Bei uns über die Bahn zu lästern gehört zum guten Ton. Jeder hat da sein Erlebnis, kaum einer erzählt von pünktlichen und fast leeren Zügen – wie bei meiner An- und Abreise zum Frankfurter Flughafen im Sommer.
Dagegen ist Bahnfahren in Japan ein Traum. Wir hatten uns ein 14-Tage-Japan Rail-Ticket gekauft, im Mai 2019 für rund 350 €, mit dem man alle Züge im Nah- und Fernverkehr kreuz und quer durchs Land nutzen kann.
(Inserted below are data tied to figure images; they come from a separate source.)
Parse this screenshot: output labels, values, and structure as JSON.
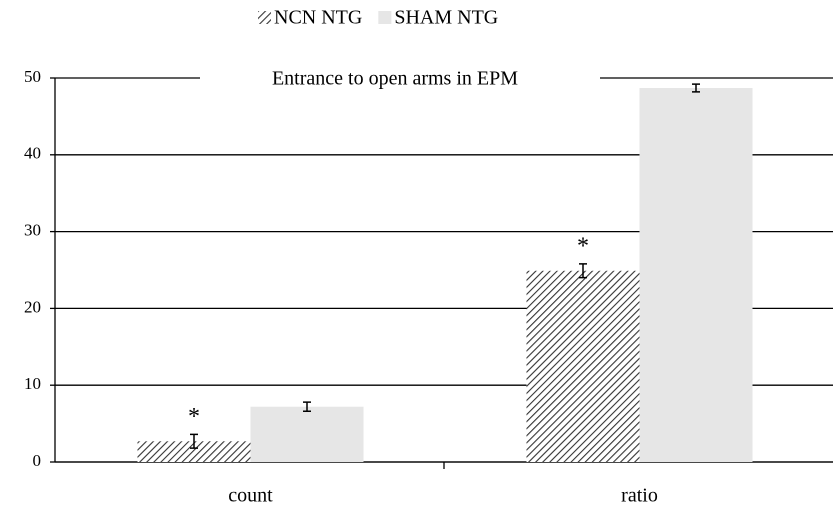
{
  "chart_data": {
    "type": "bar",
    "title": "Entrance to open arms in EPM",
    "categories": [
      "count",
      "ratio"
    ],
    "series": [
      {
        "name": "NCN NTG",
        "color": "#333333",
        "hatch": true,
        "values": [
          2.7,
          24.9
        ],
        "errors": [
          0.9,
          0.9
        ]
      },
      {
        "name": "SHAM NTG",
        "color": "#e6e6e6",
        "hatch": false,
        "values": [
          7.2,
          48.7
        ],
        "errors": [
          0.6,
          0.5
        ]
      }
    ],
    "annotations": [
      "*",
      "*"
    ],
    "ylim": [
      0,
      50
    ],
    "yticks": [
      0,
      10,
      20,
      30,
      40,
      50
    ],
    "grid": true,
    "legend": "top"
  }
}
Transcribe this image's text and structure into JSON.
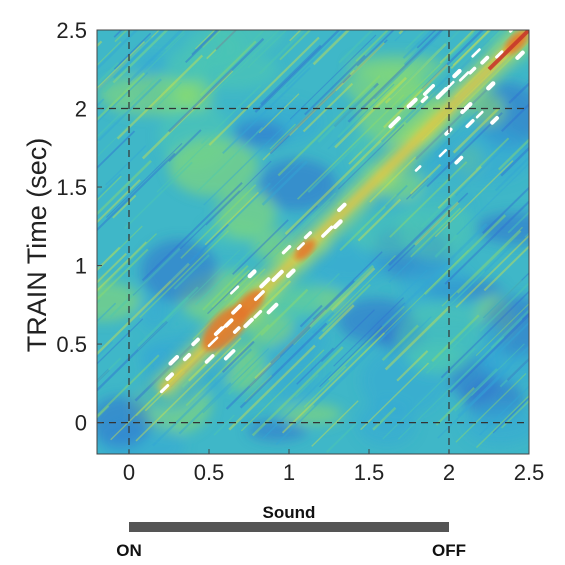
{
  "chart_data": {
    "type": "heatmap",
    "title": "",
    "xlabel": "",
    "ylabel": "TRAIN  Time (sec)",
    "xlim": [
      -0.2,
      2.5
    ],
    "ylim": [
      -0.2,
      2.5
    ],
    "xticks": [
      "0",
      "0.5",
      "1",
      "1.5",
      "2",
      "2.5"
    ],
    "yticks": [
      "0",
      "0.5",
      "1",
      "1.5",
      "2",
      "2.5"
    ],
    "reference_lines": {
      "x": [
        0,
        2
      ],
      "y": [
        0,
        2
      ],
      "style": "dashed"
    },
    "colormap": [
      "#2f6fd0",
      "#33a7d6",
      "#4fc8b0",
      "#8fdc6a",
      "#cfe34a",
      "#f0c23a",
      "#e4762b",
      "#c9382a"
    ],
    "diagonal_peak": {
      "from": 0.2,
      "to": 2.5
    },
    "significant_contour_color": "#ffffff"
  },
  "sound_bar": {
    "label": "Sound",
    "on_label": "ON",
    "off_label": "OFF",
    "start": 0,
    "end": 2,
    "color": "#555555"
  }
}
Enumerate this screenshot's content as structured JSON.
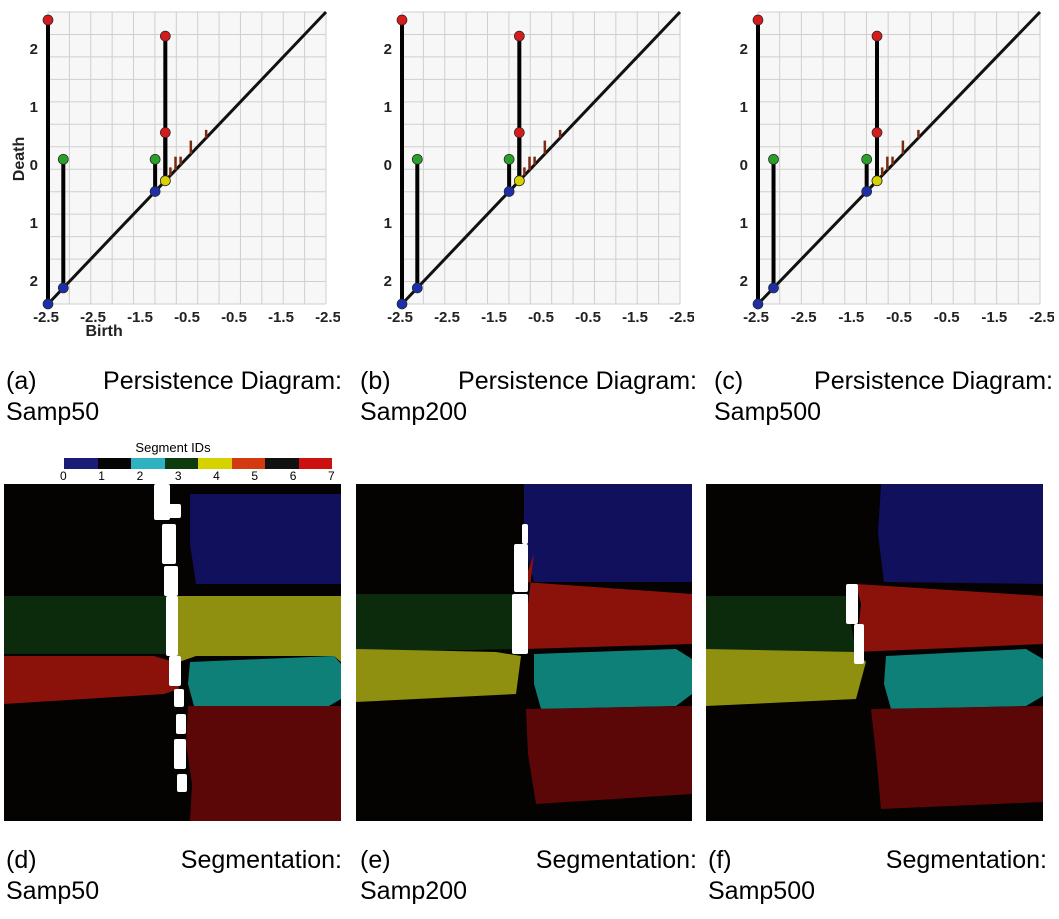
{
  "chart_data": [
    {
      "type": "scatter",
      "subtype": "persistence-diagram",
      "xlabel": "Birth",
      "ylabel": "Death",
      "x_ticks": [
        "-2.5",
        "-2.5",
        "-1.5",
        "-0.5",
        "-0.5",
        "-1.5",
        "-2.5"
      ],
      "y_ticks": [
        "2",
        "1",
        "0",
        "1",
        "2"
      ],
      "grid": true,
      "diagonal": true,
      "pairs": [
        {
          "birth": -2.7,
          "death": 2.6
        },
        {
          "birth": -2.4,
          "death": 0.0
        },
        {
          "birth": -0.6,
          "death": 0.0
        },
        {
          "birth": -0.4,
          "death": 2.3
        },
        {
          "birth": -0.4,
          "death": 0.5
        }
      ]
    },
    {
      "type": "scatter",
      "subtype": "persistence-diagram",
      "xlabel": "",
      "ylabel": "",
      "x_ticks": [
        "-2.5",
        "-2.5",
        "-1.5",
        "-0.5",
        "-0.5",
        "-1.5",
        "-2.5"
      ],
      "y_ticks": [
        "2",
        "1",
        "0",
        "1",
        "2"
      ],
      "grid": true,
      "diagonal": true,
      "pairs": [
        {
          "birth": -2.7,
          "death": 2.6
        },
        {
          "birth": -2.4,
          "death": 0.0
        },
        {
          "birth": -0.6,
          "death": 0.0
        },
        {
          "birth": -0.4,
          "death": 2.3
        },
        {
          "birth": -0.4,
          "death": 0.5
        }
      ]
    },
    {
      "type": "scatter",
      "subtype": "persistence-diagram",
      "xlabel": "",
      "ylabel": "",
      "x_ticks": [
        "-2.5",
        "-2.5",
        "-1.5",
        "-0.5",
        "-0.5",
        "-1.5",
        "-2.5"
      ],
      "y_ticks": [
        "2",
        "1",
        "0",
        "1",
        "2"
      ],
      "grid": true,
      "diagonal": true,
      "pairs": [
        {
          "birth": -2.7,
          "death": 2.6
        },
        {
          "birth": -2.4,
          "death": 0.0
        },
        {
          "birth": -0.6,
          "death": 0.0
        },
        {
          "birth": -0.4,
          "death": 2.3
        },
        {
          "birth": -0.4,
          "death": 0.5
        }
      ]
    }
  ],
  "legend": {
    "title": "Segment IDs",
    "labels": [
      "0",
      "1",
      "2",
      "3",
      "4",
      "5",
      "6",
      "7"
    ],
    "colors": [
      "#1b1b78",
      "#050505",
      "#2eb2c2",
      "#0d3b0d",
      "#d6d200",
      "#d43a0f",
      "#111111",
      "#cc1111"
    ]
  },
  "segmentation_colors": {
    "black": "#050202",
    "navy": "#10105c",
    "olive": "#8f8f10",
    "dark_green": "#0c2a0c",
    "red": "#8a120a",
    "teal": "#0f8078",
    "dark_red": "#5c0707",
    "white": "#ffffff"
  },
  "captions": [
    {
      "tag": "(a)",
      "text": "Persistence Diagram:",
      "name": "Samp50"
    },
    {
      "tag": "(b)",
      "text": "Persistence Diagram:",
      "name": "Samp200"
    },
    {
      "tag": "(c)",
      "text": "Persistence Diagram:",
      "name": "Samp500"
    },
    {
      "tag": "(d)",
      "text": "Segmentation:",
      "name": "Samp50"
    },
    {
      "tag": "(e)",
      "text": "Segmentation:",
      "name": "Samp200"
    },
    {
      "tag": "(f)",
      "text": "Segmentation:",
      "name": "Samp500"
    }
  ]
}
Rückgrat des Bahn-Netzwerks auf den langgestreckten Inseln ist das der Shinkansen. Mit Geschindigkeiten von über 300 km/h von Stadtzentrum zu Stadtzentrum sind sie eine Konkurrenz zum Flugzeug – und auch so konzipiert. Alle Strecken werden nahezu in 10-Minuten-Abständen befahren. Ob von Osaka nach Kagoshima oder Tokio-Kyoto, man kann stündlich ein halbes Dutzend Mal fahren.
Dazu sind die Bahnhöfe oft luxuriöse Malls und Gourmet-Tempel. Extrem gepflegt, elegant und ruhig (Klaviermusik übertönt das „Rauschen“ der Reisenden). Tokio Hauptbahnhof, Nagoya, Kyoto, Hiroshima oder Kagoshima, einer attraktiver als der andere.

Ein Unterschied zu uns ist die Selbstverpflegung an Bord: Es gibt keinen Speisewagen oder einen Schaffner, der einen heißen Kaffee jongliert. Dafür erhält man an den Bahnhöfen jene auch bei uns schon bekannt gewordenen Bento-Boxen – fertige Mahlzeiten – kompakt und en minature. Im Zug wird mit Stäbchen gegessen.
Dann auf zum Bahnsteig, die Shinkansen-Strecken haben eigene Zugänge. Hier werden die Tickets kontrolliert, auf den Bahnsteig gelangen also nur Fahrgäste. Im Zug gibt es keine weiteren Kontrollen.

Mit dem JR-Ticket sollte man zuvor einen Platz reservieren. Das ist kostenlos und geht im Bahnhof fix – Schlange stehen unbekannt. Den Shinkansen-Fahrplan gibts als App.
Einige meiner Blog-Beiträge zu Japan
Japan und Wir. Reiners.blog, 26. Mai 2019
Ein kleines Kyoto-Protokoll. Reiners.blog, 7. April 2021
Der Vulkan vorm Fenster. Reiners.blog, 10. April 2021
Nagasaki – die Vergessene. Reiners.blog, 3. August 2021
Die einzelnen Züge unterscheiden sich meist nach Zahl der Stopps, sie nennen sich Kodama, Sakura, Nozomi oder Hikari. Ansonsten fahren sie mit der gleichen (Hoch)Geschwindigkeit. Das JR-Ticket berechtigt für die Hikari-Züge, für die anderen muss ein Aufschlag gezahlt werden.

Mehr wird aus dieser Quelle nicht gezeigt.